National Broadband Ireland, the Granahan McCourt led Consortium behind the successful bid to deliver broadband to rural homes, said the project will see a €295m investment in Cork in the next 25 years.
The private consortium was last week given the green light to go ahead with the project which is expected to cost between €3bn and €5bn.
The Taoiseach revealed that the consortium will pay €220m in initial funding to the rollout of the project.
He added, however, that Granahan McCourt would be responsible for investing €2.4bn over the next 25 years.
The Government had been under increasing pressure from opposition parties to divulge the financial details of the plan since it gave the project the green light last week.
Ministers approved Granahan McCourt as the preferred bidder for the rollout of high-speed broadband to more than 540,000 homes and businesses across the country, despite warnings from senior civil servants that the plan posed “unprecedented risks” to the taxpayer.

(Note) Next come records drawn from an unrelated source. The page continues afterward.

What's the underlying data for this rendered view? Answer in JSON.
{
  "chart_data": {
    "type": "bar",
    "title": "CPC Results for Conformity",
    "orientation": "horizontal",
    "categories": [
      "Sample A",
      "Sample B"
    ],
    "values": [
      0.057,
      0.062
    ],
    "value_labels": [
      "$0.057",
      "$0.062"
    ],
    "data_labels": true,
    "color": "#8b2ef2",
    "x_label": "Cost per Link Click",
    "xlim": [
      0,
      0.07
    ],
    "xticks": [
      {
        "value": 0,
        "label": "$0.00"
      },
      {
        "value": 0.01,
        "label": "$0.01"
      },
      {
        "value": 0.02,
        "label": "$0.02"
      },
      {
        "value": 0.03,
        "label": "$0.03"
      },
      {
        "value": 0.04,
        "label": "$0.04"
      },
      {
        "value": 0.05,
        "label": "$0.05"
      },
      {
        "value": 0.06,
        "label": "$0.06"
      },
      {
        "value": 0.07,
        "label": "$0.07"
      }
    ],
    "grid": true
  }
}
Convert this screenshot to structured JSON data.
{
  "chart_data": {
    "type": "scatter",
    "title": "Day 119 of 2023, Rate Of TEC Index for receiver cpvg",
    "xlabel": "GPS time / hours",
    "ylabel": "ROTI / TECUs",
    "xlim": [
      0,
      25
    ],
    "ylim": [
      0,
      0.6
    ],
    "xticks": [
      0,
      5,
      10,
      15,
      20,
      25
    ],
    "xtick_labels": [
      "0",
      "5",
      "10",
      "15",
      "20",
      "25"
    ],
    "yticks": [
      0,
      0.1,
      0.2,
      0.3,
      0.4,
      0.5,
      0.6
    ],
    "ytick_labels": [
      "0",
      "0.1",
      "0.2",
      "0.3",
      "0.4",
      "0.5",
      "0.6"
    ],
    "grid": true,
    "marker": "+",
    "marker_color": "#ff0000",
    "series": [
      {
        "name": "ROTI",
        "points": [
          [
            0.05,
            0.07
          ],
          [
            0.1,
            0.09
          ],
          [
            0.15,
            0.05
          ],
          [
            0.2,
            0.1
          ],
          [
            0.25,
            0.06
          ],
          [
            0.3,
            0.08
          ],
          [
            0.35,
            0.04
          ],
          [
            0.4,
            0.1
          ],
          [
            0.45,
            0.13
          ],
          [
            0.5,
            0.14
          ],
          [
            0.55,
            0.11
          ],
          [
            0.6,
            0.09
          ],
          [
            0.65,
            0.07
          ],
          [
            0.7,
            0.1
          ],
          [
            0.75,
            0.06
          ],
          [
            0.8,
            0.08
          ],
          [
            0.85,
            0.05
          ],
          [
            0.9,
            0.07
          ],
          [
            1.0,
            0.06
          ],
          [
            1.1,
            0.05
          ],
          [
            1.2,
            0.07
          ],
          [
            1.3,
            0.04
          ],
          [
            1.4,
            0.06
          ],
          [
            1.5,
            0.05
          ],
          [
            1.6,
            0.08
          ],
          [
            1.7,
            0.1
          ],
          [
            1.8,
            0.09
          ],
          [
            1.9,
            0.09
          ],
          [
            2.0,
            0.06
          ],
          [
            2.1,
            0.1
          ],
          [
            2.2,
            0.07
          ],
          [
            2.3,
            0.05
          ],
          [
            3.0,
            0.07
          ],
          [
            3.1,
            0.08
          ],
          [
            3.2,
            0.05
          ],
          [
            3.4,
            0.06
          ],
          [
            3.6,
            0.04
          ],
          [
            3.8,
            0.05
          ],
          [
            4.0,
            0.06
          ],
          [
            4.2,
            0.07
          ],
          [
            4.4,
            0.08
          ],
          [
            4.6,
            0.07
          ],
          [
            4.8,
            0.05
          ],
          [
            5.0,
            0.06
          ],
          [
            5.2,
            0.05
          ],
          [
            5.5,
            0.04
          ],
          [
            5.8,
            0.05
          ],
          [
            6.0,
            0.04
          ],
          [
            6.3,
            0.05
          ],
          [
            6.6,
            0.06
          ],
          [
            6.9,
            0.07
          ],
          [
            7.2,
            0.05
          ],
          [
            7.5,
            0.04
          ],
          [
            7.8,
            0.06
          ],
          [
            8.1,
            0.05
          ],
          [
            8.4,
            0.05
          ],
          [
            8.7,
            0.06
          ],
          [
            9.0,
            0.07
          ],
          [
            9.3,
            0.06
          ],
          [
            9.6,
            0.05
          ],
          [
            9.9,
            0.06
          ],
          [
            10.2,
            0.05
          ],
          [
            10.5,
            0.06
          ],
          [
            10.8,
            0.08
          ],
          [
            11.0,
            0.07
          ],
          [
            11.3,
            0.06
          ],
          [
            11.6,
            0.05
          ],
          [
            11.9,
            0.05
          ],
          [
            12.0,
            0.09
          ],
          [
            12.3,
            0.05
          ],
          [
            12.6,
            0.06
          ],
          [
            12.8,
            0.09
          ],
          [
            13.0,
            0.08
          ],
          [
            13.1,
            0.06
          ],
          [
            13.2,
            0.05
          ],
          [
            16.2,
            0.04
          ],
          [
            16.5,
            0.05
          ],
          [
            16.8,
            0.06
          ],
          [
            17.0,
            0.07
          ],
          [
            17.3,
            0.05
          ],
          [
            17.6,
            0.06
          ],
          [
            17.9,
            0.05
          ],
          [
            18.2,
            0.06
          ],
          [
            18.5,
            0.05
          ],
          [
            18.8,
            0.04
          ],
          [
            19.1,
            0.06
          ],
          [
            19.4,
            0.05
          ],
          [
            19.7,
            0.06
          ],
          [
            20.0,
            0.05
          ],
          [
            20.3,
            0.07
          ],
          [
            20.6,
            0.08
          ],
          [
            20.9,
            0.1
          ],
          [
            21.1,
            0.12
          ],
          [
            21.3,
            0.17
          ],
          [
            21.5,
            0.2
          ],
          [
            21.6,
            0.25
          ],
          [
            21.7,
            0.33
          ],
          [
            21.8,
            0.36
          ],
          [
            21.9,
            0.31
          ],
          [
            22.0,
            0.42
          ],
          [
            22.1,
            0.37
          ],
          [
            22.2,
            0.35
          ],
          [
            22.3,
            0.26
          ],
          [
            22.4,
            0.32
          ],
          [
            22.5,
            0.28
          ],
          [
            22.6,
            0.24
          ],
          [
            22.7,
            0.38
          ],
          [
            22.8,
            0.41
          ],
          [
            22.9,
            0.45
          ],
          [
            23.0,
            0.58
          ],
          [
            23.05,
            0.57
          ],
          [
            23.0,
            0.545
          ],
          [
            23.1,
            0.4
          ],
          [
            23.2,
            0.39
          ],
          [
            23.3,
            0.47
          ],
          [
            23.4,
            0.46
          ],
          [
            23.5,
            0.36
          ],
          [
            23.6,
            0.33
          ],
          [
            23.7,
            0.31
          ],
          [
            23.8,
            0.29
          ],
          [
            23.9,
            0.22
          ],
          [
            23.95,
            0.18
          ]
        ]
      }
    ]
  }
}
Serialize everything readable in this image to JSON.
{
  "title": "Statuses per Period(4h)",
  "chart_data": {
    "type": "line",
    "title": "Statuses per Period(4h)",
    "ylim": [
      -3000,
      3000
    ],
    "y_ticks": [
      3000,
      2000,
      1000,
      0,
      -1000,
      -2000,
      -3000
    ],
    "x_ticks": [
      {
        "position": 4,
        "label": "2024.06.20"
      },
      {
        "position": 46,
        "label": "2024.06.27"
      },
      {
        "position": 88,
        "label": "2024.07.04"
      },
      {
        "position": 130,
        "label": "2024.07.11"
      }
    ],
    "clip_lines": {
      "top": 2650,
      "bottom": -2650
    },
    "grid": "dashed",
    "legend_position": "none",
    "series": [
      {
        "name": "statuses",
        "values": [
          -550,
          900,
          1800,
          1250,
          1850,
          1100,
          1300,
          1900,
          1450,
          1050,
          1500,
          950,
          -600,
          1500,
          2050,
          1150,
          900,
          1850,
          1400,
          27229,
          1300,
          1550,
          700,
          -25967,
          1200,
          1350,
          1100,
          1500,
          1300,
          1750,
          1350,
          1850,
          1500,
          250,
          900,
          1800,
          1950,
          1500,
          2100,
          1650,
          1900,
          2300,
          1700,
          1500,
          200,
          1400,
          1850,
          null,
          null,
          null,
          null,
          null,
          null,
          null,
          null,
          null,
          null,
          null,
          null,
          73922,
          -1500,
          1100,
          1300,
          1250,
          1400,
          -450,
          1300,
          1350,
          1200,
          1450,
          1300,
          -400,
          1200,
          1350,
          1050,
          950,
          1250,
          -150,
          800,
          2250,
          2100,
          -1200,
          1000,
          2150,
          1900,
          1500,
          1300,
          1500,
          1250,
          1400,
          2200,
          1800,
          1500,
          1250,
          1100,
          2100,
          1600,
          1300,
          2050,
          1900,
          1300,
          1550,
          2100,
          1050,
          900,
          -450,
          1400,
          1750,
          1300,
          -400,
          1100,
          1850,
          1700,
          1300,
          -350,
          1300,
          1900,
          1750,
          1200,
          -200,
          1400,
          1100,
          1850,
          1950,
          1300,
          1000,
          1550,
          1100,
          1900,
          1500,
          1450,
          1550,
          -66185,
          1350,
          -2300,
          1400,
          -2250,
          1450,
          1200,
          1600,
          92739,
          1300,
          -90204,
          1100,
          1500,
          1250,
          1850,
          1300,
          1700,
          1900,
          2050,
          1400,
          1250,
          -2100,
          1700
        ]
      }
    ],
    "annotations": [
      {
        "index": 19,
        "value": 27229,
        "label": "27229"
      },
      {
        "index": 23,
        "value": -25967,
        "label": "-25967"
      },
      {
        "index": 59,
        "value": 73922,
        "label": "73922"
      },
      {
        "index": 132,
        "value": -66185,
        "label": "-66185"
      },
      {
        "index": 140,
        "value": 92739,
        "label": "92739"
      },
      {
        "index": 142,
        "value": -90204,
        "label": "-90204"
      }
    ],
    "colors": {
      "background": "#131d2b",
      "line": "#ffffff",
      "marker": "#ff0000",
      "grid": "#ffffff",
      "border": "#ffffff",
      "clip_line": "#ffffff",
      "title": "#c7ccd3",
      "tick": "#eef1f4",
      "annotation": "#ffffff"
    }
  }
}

Mr Varadkar told the Dáil today that if the project is delayed, the consortium would have to put in more equity, not the state.
He added that there is no “better option” and any alternative would lead to delays and, as a result, could cost more.
Asked by Fianna Fáil leader Michael Martin whether he agreed with civil servants at the Department of Public Expenditure on the level of risk to the taxpayer, the Taoiseach replied:
“No, I don’t agree that this is an unprecedented investment, nor do I think it is an unprecedented risk.”
Fianna Fáil Spokesperson on Communications Timmy Dooley has proposed that a detailed investigation be conducted into several aspects of the National Broadband Plan, including the Government’s handling of the project to date.
Meanwhile, it has been confirmed that National Broadband Ireland’s network will use the latest fibre-to-the-home technology to guarantee minimum speeds of 150 Megabits per second increasing to a minimum 500 Mbps by year 11 - with customers able to choose packages of up to 1Gbps (Gigabits per second).
Peter Hendrick, CEO of National Broadband Ireland, said the plan is a “complex technical project” that will take time and requires major investment.
He added that once built “it will future-proof Ireland for generations”.
The consortium aims to have successfully delivered to community locations in the intervention area within the first year and to have successfully connected homes in all 26 counties by the end of year two.